Mitochondrial ATP production promotes T cell differentiation and function by regulating chromatin accessibility [RNAseq2]

Immune elimination of chronic infection or cancer requires cytotoxic CD8 T cells that adopt and maintain an effector phenotype. Cytotoxic T cell function is a bioenergetically demanding process and T cells subjected to chronic antigen exposure have compromised effector function despite high rates of glycolysis. Here we report the ability of the short chain fatty acid, D-a-hydroxybutyrate, to act as a signaling molecule that increases mitochondrial ATP production and drives the conversion of proliferating T cells into cytotoxic effector cells. DAHB signaling switches ATP production from glycolysis to fatty acid oxidation, even in glucose-replete media. This conversion suppresses both AMPK phosphorylation and the integrated stress response (ISR) in activated T cells while significantly elevating the level of the phosphagen, phosphocreatine (PCr). Both the PCr bioenergetic reserve and oxidative phosphorylation were required for T cell effector differentiation. DAHB-induction of CD8-effector gene transcription was coupled to bioenergetics by enhanced ATP-dependent remodeling of chromatin accessibility at effector gene loci. DAHB enhanced CD8 T cell antitumor activity both in vitro and in vivo, and DAHB treatment of transferred T cells led to persistent in vivo antitumor effects. Together, these findings link cellular bioenergetics to the regulation of chromatin accessibility and gene expression required to support effector function. Overall design: RNA-seq of 100,000 activated mouse CD8 T cells treated with NaCl (20mM, Ctrl), DAHB (20mM) or DAHB+Oligomycin (10nM) (DAHB+O) overnight followed by extraction.

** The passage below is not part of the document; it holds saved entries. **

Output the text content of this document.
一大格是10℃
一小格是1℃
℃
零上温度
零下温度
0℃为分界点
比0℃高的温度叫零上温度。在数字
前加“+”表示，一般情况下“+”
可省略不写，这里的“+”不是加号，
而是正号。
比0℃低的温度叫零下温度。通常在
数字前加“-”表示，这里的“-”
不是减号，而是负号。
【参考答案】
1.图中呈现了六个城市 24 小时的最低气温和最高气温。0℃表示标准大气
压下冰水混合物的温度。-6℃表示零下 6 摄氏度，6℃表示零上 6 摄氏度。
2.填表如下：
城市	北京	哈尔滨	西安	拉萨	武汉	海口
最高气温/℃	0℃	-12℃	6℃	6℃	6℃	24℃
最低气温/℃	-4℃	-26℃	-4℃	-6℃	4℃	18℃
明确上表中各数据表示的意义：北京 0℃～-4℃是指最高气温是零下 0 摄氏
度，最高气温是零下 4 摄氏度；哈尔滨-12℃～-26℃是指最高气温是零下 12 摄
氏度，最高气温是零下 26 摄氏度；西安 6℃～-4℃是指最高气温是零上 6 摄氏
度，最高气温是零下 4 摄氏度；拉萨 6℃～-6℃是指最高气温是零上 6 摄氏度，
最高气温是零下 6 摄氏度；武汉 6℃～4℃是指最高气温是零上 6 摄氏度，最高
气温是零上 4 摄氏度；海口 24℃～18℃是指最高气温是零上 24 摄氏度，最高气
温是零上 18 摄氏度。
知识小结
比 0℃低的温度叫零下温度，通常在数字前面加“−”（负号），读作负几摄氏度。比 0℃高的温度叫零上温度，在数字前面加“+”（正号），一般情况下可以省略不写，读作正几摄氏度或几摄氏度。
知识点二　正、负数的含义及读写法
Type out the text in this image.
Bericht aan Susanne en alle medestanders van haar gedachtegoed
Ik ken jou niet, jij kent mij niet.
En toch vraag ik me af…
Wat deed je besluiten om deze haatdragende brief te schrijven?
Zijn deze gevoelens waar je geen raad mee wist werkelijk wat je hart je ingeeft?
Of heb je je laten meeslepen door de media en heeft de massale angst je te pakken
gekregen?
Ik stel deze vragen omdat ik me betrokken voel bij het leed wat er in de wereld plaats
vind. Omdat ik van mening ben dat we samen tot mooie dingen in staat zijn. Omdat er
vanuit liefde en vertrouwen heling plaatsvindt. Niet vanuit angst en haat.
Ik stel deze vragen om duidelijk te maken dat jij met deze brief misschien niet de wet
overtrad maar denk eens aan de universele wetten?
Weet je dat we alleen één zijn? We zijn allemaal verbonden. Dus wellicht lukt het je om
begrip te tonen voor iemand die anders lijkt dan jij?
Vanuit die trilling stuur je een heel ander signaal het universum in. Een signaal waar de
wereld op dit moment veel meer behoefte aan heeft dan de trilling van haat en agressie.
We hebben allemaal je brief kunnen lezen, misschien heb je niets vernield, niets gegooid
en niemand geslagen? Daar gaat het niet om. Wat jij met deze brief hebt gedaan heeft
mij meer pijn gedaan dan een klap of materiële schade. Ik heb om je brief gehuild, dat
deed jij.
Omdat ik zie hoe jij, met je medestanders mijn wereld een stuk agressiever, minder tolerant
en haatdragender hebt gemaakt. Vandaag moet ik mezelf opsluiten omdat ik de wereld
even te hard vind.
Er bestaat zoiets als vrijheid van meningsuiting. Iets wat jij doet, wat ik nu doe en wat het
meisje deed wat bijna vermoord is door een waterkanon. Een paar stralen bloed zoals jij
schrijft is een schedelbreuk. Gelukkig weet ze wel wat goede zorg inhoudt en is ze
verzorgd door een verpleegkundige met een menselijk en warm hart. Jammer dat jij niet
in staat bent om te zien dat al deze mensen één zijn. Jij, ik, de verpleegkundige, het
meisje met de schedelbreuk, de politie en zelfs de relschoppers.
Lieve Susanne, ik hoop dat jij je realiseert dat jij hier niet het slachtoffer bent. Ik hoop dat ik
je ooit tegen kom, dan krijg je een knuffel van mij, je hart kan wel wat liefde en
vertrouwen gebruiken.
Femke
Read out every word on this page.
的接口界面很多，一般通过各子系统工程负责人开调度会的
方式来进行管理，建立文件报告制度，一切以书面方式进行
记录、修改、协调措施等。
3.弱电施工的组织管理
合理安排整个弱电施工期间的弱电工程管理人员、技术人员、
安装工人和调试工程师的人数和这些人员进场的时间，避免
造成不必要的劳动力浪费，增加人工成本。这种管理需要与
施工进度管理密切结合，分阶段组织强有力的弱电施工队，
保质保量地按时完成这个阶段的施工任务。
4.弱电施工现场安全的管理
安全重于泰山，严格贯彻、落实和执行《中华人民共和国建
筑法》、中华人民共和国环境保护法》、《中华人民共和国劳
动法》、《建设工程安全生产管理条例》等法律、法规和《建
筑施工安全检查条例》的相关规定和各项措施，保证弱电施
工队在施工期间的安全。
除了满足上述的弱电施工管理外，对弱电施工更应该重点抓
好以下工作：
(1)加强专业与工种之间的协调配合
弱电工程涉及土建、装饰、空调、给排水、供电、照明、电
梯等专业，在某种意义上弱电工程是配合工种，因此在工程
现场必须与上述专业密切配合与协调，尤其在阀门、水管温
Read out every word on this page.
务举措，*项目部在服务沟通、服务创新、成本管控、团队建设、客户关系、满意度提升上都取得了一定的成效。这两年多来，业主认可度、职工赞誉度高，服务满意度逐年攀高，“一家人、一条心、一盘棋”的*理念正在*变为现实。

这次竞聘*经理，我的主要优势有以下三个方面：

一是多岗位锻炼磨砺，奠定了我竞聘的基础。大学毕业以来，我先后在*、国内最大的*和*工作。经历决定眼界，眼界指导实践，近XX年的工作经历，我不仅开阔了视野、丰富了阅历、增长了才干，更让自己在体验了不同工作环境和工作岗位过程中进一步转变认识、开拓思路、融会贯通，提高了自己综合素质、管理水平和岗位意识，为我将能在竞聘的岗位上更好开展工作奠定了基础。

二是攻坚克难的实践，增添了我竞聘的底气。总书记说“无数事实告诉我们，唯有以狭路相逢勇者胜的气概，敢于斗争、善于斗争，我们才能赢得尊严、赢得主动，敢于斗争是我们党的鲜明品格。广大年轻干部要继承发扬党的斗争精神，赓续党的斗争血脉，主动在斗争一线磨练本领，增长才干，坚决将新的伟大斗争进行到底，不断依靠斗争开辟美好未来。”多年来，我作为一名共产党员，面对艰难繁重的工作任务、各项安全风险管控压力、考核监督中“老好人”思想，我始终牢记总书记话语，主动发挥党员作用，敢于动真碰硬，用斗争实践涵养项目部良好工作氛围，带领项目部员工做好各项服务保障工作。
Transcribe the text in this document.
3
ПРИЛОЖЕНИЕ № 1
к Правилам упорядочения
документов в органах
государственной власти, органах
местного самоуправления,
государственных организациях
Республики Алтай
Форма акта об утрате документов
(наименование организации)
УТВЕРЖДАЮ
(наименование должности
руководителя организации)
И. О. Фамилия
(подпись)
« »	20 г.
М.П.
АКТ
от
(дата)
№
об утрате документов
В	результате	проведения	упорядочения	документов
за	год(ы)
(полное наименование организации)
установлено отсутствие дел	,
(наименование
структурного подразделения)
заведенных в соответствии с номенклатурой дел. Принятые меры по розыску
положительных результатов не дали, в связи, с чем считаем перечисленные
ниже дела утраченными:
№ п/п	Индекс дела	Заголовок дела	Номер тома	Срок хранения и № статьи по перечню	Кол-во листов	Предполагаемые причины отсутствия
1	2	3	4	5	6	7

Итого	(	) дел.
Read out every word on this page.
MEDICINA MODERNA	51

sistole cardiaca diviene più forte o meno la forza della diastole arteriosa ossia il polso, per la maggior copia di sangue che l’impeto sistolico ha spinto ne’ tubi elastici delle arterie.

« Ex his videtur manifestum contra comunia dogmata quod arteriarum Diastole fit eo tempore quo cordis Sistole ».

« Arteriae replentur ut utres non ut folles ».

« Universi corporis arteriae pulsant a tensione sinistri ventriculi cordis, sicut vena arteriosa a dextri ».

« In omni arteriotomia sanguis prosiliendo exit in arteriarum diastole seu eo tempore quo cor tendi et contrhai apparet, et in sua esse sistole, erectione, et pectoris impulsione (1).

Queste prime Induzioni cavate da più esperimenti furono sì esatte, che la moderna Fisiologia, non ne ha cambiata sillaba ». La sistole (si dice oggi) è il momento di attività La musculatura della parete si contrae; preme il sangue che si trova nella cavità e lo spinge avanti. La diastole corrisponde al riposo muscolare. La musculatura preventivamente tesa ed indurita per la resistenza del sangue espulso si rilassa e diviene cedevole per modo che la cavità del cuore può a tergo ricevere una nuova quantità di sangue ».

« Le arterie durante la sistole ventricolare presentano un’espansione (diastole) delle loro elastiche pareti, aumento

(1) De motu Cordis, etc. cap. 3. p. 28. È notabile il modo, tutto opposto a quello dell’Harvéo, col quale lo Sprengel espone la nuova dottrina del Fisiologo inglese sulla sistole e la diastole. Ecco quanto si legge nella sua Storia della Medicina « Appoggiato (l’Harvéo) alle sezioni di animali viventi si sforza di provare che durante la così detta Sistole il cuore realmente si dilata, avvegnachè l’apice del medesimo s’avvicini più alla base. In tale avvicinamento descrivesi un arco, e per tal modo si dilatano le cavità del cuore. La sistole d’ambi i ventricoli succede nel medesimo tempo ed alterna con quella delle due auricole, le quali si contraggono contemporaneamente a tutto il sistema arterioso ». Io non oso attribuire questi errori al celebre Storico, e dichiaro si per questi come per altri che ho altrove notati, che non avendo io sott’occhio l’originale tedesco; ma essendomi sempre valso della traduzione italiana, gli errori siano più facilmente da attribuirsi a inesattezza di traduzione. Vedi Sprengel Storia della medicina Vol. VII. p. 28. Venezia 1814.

清除慢性感染或癌症的免疫应答，依赖于能够获得并维持效应表型的细胞毒性CD8 T细胞（cytotoxic CD8 T cells）。细胞毒性T细胞的功能是一项高能量需求的生物学过程，而长期暴露于抗原的T细胞即便糖酵解速率极高，其效应功能仍会受损。本研究报道，短链脂肪酸D-α-羟基丁酸（D-a-hydroxybutyrate，以下简称DAHB）可作为信号分子，提升线粒体ATP生成水平，并驱动增殖性T细胞向细胞毒性效应细胞转化。DAHB介导的信号通路可将ATP的产生途径从糖酵解切换至脂肪酸氧化，即便在葡萄糖充足的培养基中亦是如此。该转换可抑制活化T细胞中的AMP活化蛋白激酶（AMPK）磷酸化与整合应激反应（integrated stress response，ISR），同时显著升高磷酸肌酸（phosphocreatine，PCr）的含量。磷酸肌酸的生物能储备与氧化磷酸化，均为T细胞效应分化所必需。DAHB诱导的CD8效应基因转录，通过增强效应基因位点处染色质可及性的ATP依赖性重塑，与细胞生物能学过程实现耦联。DAHB在体外与体内均可增强CD8 T细胞的抗肿瘤活性，且对过继转移的T细胞进行DAHB处理，可产生持久的体内抗肿瘤效应。综上，本研究结果揭示了细胞生物能学与调控染色质可及性及支持效应功能所需基因表达的过程之间的关联。实验设计：将10万个活化的小鼠CD8 T细胞分别用氯化钠（NaCl，20mM，对照组）、DAHB（20mM）或DAHB+寡霉素（Oligomycin，10nM，DAHB+O）处理过夜后提取样本，进行RNA测序（RNA-seq）。